Ci sono due richieste di arresto, nell’ambito di un’inchiesta, con nove indagati, residenti nelle province di Lecce e Bari, e riguardante la G.r.s. Srl, società di Carmiano, attiva nel settore della gestione residenze socio-sanitarie per anziani (una a Miggiano e l’altra a San Donaci), dichiarata fallita dal tribunale nel 2021.
La richiesta di domiciliari è per M. S., 50enne di Brindisi e G. V., 49enne di Adelfia (Bari). Non solo, il pm Alessandro Prontera ha chiesto la misura cautelare del divieto di esercitare attività d’impresa e ricoprire incarichi direttivi per L. L., 65enne di Mola di Bari e per F. D. M., 54enne originario di Roma, ma residente a Bologna.
Rispondono a vario titolo di bancarotta fraudolenta patrimoniale e documentale.
Gli interrogatori preventivi sono previsti per domani mattina, davanti al gip Maria Francesca Mariano. I quattro indagati, per i quali sono state richieste le misure cautelari, potranno rispondere alle domande del giudice o avvalersi della facoltà di non rispondere
Secondo l’ipotesi accusatoria, M. S., amministratore di fatto della G.r.s. e dominus della gestione societaria e G. V., nel ruolo di amministratore di diritto (per un certo periodo), avrebbero effettuato una serie di operazioni finalizzate a sottrarre risorse al patrimonio aziendale. In che modo? Attraverso la “distrazione”di somme di denaro, per svariate migliaia di euro. Nell’inchiesta, come detto, compaiono anche L. L., come amministratore di diritto delle società fornitrici utilizzate dalla G.r.s. ed F. D. M., come amministratore di diritto di un’altra società.

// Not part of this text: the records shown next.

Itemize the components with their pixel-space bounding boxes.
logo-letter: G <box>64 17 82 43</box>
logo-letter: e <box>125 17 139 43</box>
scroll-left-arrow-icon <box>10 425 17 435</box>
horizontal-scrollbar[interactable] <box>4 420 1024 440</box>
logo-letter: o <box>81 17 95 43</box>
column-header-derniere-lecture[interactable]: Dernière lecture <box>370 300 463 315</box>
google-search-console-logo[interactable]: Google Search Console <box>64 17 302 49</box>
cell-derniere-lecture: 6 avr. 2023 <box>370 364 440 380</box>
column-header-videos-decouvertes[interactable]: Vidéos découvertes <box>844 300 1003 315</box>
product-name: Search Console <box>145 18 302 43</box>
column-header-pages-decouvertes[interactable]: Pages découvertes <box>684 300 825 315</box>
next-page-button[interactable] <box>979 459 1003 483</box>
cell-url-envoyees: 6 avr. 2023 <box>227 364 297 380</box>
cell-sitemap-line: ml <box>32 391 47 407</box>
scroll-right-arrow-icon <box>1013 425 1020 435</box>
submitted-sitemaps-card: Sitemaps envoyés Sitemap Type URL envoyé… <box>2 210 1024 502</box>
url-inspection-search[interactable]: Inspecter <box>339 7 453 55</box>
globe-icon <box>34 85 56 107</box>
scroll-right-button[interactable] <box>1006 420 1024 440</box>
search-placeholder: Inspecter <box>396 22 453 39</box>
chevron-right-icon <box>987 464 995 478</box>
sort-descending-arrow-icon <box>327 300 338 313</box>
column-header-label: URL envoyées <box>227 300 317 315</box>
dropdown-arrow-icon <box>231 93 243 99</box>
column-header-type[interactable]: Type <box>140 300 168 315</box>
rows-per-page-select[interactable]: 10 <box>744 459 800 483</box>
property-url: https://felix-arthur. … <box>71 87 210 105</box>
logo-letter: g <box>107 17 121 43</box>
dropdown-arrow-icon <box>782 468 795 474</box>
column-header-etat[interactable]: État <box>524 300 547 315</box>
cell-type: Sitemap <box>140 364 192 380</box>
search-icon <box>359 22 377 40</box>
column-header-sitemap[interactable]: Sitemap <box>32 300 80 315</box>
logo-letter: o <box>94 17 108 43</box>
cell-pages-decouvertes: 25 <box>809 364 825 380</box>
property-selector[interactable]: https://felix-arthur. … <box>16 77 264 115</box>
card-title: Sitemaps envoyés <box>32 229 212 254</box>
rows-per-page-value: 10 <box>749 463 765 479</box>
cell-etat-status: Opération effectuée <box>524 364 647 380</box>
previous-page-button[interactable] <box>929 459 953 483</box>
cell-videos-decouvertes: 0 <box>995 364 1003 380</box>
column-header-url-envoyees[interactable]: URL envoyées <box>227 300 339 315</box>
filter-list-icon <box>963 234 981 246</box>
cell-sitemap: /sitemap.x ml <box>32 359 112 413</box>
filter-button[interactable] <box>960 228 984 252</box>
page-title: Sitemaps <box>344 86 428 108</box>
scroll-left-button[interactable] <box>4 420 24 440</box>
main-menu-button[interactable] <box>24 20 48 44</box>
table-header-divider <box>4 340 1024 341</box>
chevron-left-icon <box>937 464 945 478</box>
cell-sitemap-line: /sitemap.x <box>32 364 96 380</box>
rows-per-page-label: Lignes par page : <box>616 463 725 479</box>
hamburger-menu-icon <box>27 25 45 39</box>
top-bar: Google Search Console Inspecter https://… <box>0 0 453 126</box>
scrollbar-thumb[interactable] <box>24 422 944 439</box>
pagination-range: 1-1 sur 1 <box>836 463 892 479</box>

Nello specifico, il presunto sistema illegale si sarebbe avvalso dell’utilizzo di società fornitrici ritenute riconducibili agli stessi indagati, con la formalizzazione di contratti per l’esternalizzazione del personale e la distrazione di risorse economiche. La Procura contesta anche l’emissione di fatture per forniture e servizi ritenuti inesistenti, tra cui attrezzature e arredi, in realtà mai consegnati. E ancora, varie consulenze considerate fittizie utilizzate per giustificare esborsi di denaro.
L’inchiesta ha puntato il dito su prelievi di denaro giudicati “sospetti”e sulle movimentazioni finanziarie ritenute prive di giustificazione contabile. Sotto la lente della Procura sono finiti anche i fondi societari per spese considerate estranee all’attività d’impresa, tra soggiorni ed acquisti personali. Il collegio difensivo è composto dagli avvocati Raffaele Benfatto, Gianni Gemma, Antonio Bolognese, Lea Bolognese, Antonio La Scala e Nicola Oberdan Laforgia. Al termine degli interrogatori, il giudice deciderà se applicare le misure cautelari richieste dalla Procura.